Hacker News new | ask | show | jobs
by toomuchtodo 1993 days ago
> These same employers may have a variety of software maintenance tasks that require recognizing a pattern of problem, knowing the appropriate algorithm from Ye Olde Textbook, and quickly applying it.

These edge cases might exist, although I argue the more likely problem is that hiring is hard, expectations can be unrealistic, and so it’s easier to fall back on puzzles and call them an objective measure of technical competency and soft skills. Project Euler is fun, but Stack Overflow is likely more relevant for your day to day for solving business problems with software.

1 comments

I also measure my candidates' ability to fix bugs by learning the details of a language feature they're not familiar with, by finding examples and documentation.

I find that many junior-level candidates scrape by with Stack Overflow, but sadly have little competence when it comes to reading documentation. Candidates for more senior roles have a similar problem regarding systems design.
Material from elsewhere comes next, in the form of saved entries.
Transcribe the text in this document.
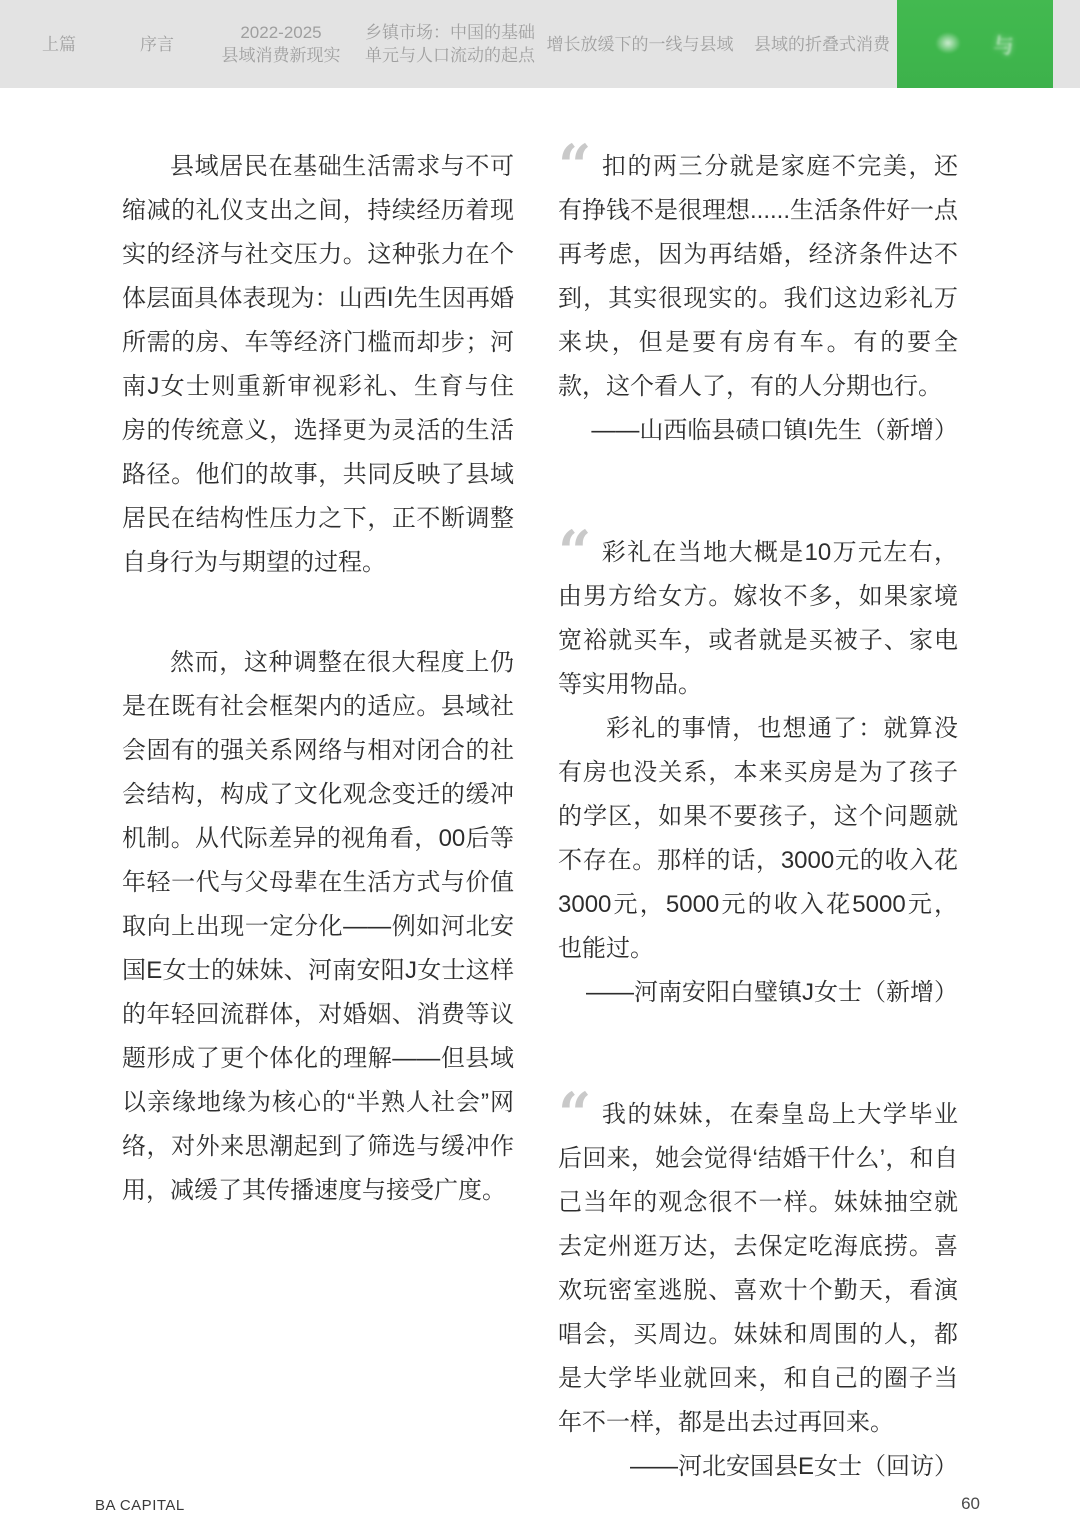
上篇	序言
2022-2025
县域消费新现实
乡镇市场：中国的基础
单元与人口流动的起点
增长放缓下的一线与县域 县域的折叠式消费	与

县域居民在基础生活需求与不可缩减的礼仪支出之间，持续经历着现实的经济与社交压力。这种张力在个体层面具体表现为：山西I先生因再婚所需的房、车等经济门槛而却步；河南J女士则重新审视彩礼、生育与住房的传统意义，选择更为灵活的生活路径。他们的故事，共同反映了县域居民在结构性压力之下，正不断调整自身行为与期望的过程。

然而，这种调整在很大程度上仍是在既有社会框架内的适应。县域社会固有的强关系网络与相对闭合的社会结构，构成了文化观念变迁的缓冲机制。从代际差异的视角看，00后等年轻一代与父母辈在生活方式与价值取向上出现一定分化——例如河北安国E女士的妹妹、河南安阳J女士这样的年轻回流群体，对婚姻、消费等议题形成了更个体化的理解——但县域以亲缘地缘为核心的“半熟人社会”网络，对外来思潮起到了筛选与缓冲作用，减缓了其传播速度与接受广度。

“ 扣的两三分就是家庭不完美，还有挣钱不是很理想......生活条件好一点再考虑，因为再结婚，经济条件达不到，其实很现实的。我们这边彩礼万来块，但是要有房有车。有的要全款，这个看人了，有的人分期也行。

——山西临县碛口镇I先生（新增）

“ 彩礼在当地大概是10万元左右，由男方给女方。嫁妆不多，如果家境宽裕就买车，或者就是买被子、家电等实用物品。

彩礼的事情，也想通了：就算没有房也没关系，本来买房是为了孩子的学区，如果不要孩子，这个问题就不存在。那样的话，3000元的收入花3000元，5000元的收入花5000元，也能过。

——河南安阳白璧镇J女士（新增）

“ 我的妹妹，在秦皇岛上大学毕业后回来，她会觉得‘结婚干什么’，和自己当年的观念很不一样。妹妹抽空就去定州逛万达，去保定吃海底捞。喜欢玩密室逃脱、喜欢十个勤天，看演唱会，买周边。妹妹和周围的人，都是大学毕业就回来，和自己的圈子当年不一样，都是出去过再回来。

——河北安国县E女士（回访）

BA CAPITAL	60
They can find and parrot little statements they've seen on forums, but when you ask them to explain, their understanding turns out to be shallow.

I don't use programming exercises as a sufficient measure, but they are a necessary one.

Now I feel obligated to add that footer: We're hiring! ;-)

> Now I feel obligated to add that footer: We're hiring! ;-)

Side note: you should put some contact info in your profile so people know who you are hiring for anf how to contact you. :)

I posted in the Who's Hiring thread non-pseudonymously.
I absolutely agree they’re necessary, but should be a realistic problem that needs solving (as you’re doing).